I was asked to comment about the effect of the use of artificial intelligence in the creative industry by Tatler Magazine. The relevant extract is as such-

Concerns over copyright infringement

Foong Cheng Leong, a lawyer in Malaysia specialising in intellectual property, explains that copyright owners have control over their content under copyright law. “AI companies that train their models on content without permission of the copyright owner, whether authors, artists or others, are infringing copyright. That is unless the gathered data is deemed fair dealing, such as for non-profit research depending on the laws of the relevant countries,” he says.

There are privacy issues to consider, too, he says and cites the example of celebrities being increasingly concerned about their image and likeness being captured by AI companies that can later be used to generate their performances with the click of a button.

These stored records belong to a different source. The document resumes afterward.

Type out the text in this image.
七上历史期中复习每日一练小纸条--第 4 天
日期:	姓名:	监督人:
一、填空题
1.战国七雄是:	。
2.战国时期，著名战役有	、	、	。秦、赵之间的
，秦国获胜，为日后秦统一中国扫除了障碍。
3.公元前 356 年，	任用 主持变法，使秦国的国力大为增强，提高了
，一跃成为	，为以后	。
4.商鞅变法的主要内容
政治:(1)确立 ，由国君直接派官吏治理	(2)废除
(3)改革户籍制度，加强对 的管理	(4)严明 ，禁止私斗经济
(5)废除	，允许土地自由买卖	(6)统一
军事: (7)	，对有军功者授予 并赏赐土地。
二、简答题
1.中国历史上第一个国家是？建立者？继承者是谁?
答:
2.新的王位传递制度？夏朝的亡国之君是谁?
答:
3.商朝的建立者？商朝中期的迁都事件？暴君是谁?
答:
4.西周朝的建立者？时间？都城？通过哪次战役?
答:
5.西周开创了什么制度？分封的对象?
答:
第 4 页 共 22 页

In late 2023, various groups of authors, including Game of Thrones author George R R Martin as well as visual artists, music publishers and media company Getty Images, filed lawsuits against OpenAI, Stability AI and Midjourney for allegedly misusing their work to train genAI systems.

In Foong’s opinion, AI companies should acknowledge when their models utilise copyrighted or creative works. He adds that platforms could implement rules requiring users to agree to have their content used to train AI models, with the understanding that the original creators would receive some payment for their work. Establishing a system where AI companies must pay a fee to use creative works would help ensure that the creators are fairly compensated for their contributions.